AMD Instinct MI250X vs NVIDIA H200 NVL
Detailed comparison of specifications, performance, and pricing between AMD Instinct MI250X and NVIDIA H200 NVL
Difference Analysis
Full Specifications
| Specification | AMD Instinct MI250X | NVIDIA H200 NVL |
|---|---|---|
| Brand | AMD | NVIDIA |
| Series | Data Center | - |
| Architecture | CDNA 2 | - |
| VRAM | 128GB | 143GB |
| VRAM Type | HBM2E | - |
| Memory Bandwidth | 3.3 TB/s | - |
| FP16 TFLOPS | 383.0 | - |
| Tensor TFLOPS | 766.0 | - |
| TDP | 560W | - |
| Form Factor | - | - |
| Hardware Price | - | - |
| Cloud Price (min) | - | $3.39/hr |
Which Should You Choose?
For AI Training
Large model training needs maximum VRAM and memory bandwidth.
For AI Inference
Inference prioritizes throughput and cost efficiency.
Related Comparisons
AMD Instinct MI250X vs NVIDIA H200 NVL FAQ
It depends on your use case. The AMD Instinct MI250X offers 0% better performance (766.0 vs - TFLOPS). For raw performance, choose AMD Instinct MI250X. For value, consider your budget and workload requirements.
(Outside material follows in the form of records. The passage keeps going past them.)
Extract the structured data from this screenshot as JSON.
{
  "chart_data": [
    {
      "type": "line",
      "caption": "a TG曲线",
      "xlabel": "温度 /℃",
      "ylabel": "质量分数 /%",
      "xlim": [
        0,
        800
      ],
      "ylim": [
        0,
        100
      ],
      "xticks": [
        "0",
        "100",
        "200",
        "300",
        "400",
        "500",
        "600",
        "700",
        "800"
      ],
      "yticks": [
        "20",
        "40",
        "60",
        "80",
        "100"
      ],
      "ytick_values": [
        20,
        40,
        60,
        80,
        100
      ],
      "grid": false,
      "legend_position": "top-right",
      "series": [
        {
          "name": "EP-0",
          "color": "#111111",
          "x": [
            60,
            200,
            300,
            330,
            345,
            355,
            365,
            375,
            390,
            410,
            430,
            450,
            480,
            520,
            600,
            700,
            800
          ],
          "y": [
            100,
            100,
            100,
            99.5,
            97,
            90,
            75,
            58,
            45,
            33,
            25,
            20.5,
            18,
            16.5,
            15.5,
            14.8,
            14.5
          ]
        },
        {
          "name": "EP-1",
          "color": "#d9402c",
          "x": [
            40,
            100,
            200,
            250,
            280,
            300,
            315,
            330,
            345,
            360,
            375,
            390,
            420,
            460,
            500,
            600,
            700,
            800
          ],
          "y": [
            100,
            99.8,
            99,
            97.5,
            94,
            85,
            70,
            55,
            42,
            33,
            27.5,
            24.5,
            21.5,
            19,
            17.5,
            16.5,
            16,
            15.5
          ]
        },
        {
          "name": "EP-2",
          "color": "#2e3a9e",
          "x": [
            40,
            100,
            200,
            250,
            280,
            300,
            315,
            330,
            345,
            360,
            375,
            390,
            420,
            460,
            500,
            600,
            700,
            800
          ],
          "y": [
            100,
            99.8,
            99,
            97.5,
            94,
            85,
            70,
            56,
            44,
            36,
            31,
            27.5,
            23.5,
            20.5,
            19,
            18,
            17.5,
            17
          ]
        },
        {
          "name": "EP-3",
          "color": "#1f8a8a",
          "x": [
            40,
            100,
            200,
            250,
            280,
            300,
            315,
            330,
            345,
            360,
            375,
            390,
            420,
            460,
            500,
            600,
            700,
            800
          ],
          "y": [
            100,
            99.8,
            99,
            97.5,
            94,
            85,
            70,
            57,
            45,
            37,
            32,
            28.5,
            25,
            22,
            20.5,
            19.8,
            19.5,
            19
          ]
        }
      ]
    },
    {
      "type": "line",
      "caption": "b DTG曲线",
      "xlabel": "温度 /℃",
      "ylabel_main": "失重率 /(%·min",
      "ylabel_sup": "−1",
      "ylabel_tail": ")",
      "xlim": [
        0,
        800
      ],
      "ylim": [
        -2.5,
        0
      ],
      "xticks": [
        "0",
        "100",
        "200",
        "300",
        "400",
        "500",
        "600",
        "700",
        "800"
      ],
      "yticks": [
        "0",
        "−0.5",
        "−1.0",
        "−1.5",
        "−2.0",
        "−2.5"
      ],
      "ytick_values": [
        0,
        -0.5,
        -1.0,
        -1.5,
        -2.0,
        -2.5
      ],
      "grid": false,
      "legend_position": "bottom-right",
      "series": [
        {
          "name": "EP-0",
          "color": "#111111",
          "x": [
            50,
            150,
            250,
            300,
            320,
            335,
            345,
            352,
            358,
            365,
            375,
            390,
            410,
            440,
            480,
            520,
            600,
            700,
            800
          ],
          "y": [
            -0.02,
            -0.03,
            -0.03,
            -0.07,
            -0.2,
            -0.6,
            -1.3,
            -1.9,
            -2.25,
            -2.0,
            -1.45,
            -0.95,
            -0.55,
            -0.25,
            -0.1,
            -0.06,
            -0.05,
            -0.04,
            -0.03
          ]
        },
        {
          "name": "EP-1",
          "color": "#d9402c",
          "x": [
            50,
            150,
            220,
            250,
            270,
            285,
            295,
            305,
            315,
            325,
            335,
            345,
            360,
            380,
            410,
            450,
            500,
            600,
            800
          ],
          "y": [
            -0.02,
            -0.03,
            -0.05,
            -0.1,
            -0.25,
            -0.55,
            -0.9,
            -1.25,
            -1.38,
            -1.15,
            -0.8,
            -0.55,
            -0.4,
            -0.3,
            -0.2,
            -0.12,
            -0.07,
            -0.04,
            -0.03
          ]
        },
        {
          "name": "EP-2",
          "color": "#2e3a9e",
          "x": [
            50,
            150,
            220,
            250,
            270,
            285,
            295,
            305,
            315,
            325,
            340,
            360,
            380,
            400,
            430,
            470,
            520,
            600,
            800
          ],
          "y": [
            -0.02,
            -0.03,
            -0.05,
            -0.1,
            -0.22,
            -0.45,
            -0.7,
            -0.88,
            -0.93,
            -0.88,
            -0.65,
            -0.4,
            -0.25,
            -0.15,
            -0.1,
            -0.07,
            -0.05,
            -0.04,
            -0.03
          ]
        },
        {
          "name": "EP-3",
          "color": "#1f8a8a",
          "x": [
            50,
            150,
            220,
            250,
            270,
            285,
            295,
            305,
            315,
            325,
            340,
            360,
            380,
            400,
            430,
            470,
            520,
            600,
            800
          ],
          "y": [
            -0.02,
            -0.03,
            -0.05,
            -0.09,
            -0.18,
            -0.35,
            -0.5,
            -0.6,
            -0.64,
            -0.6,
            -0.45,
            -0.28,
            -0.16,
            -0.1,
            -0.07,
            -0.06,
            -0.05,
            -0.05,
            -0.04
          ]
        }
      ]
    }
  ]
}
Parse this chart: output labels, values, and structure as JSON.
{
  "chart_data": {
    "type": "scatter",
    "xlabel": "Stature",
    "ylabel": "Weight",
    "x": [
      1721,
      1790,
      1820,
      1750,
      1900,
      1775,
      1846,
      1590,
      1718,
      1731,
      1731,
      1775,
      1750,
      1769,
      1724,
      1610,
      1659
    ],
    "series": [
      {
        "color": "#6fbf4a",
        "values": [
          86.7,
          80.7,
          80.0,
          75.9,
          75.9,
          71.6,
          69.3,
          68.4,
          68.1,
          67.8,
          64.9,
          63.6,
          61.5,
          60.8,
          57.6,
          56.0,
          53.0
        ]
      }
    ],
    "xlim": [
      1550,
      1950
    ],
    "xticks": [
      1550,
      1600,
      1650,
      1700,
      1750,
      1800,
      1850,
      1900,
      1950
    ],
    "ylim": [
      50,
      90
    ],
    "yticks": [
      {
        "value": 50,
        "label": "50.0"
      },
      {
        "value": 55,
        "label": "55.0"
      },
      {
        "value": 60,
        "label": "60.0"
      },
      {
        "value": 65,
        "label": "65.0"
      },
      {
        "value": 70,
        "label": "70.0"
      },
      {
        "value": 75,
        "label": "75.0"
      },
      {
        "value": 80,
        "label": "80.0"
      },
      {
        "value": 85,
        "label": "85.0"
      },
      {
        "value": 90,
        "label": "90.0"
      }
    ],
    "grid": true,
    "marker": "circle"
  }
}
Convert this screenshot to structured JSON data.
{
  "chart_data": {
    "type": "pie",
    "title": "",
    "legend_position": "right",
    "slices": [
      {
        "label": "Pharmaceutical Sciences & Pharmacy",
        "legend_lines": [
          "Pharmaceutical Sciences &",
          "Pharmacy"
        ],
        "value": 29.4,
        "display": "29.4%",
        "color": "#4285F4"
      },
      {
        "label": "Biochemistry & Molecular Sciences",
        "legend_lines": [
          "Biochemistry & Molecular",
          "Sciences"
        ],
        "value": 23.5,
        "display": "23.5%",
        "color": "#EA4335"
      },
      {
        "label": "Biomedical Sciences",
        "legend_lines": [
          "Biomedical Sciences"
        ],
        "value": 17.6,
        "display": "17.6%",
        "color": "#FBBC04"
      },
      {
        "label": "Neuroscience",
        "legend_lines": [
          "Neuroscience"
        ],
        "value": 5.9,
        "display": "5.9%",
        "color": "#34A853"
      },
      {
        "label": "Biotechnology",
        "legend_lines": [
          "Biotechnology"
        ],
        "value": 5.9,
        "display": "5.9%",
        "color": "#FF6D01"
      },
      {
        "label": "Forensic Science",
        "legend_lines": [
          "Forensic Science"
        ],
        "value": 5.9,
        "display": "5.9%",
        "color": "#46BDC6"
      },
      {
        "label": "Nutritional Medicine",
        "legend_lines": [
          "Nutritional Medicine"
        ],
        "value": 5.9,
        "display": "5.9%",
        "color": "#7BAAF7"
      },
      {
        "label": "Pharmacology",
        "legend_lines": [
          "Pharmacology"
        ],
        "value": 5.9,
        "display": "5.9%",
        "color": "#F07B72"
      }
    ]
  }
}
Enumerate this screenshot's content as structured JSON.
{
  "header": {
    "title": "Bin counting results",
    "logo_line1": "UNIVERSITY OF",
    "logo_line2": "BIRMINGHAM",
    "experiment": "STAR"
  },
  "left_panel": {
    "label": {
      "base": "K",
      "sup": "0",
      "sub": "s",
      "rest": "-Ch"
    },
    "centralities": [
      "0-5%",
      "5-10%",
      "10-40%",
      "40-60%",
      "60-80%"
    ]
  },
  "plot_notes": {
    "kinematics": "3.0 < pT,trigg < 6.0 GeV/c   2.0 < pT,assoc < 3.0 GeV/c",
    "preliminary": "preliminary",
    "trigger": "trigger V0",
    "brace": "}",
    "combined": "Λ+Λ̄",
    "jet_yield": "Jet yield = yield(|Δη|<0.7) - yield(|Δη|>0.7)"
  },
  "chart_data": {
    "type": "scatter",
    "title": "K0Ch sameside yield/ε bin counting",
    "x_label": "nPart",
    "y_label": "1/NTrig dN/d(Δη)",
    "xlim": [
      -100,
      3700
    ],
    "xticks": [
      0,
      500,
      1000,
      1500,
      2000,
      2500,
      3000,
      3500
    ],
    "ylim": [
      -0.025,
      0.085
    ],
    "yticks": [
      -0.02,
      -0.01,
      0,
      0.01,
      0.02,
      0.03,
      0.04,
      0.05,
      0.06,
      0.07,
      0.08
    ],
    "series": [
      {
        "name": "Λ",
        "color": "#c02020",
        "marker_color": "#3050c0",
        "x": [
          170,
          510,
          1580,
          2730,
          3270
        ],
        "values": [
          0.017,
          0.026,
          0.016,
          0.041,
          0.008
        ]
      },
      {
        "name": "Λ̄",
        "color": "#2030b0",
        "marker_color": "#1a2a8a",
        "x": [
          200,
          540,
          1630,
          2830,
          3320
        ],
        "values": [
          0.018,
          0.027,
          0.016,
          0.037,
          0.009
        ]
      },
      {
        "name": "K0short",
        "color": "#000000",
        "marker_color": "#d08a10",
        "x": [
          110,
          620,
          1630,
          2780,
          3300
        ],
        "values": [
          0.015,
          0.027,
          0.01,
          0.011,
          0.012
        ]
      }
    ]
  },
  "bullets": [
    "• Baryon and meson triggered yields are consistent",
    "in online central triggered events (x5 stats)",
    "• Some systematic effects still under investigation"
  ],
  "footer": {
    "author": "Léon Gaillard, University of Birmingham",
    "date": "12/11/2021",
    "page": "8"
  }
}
The NVIDIA H200 NVL has more VRAM with 143GB compared to 128GB (12% more). More VRAM is crucial for training large models and running inference on bigger batch sizes.
For AI training, the NVIDIA H200 NVL is generally better due to its larger VRAM (143GB). Large language models and deep learning workloads benefit significantly from more memory. However, if your models fit in 128GB, the cheaper option may be more cost-effective.
Price comparison requires both GPUs to have available pricing data. Check individual GPU pages for current market prices.
Upgrading to AMD Instinct MI250X would give you 0% more performance and similar VRAM. Consider if your workloads are bottlenecked by current GPU capabilities.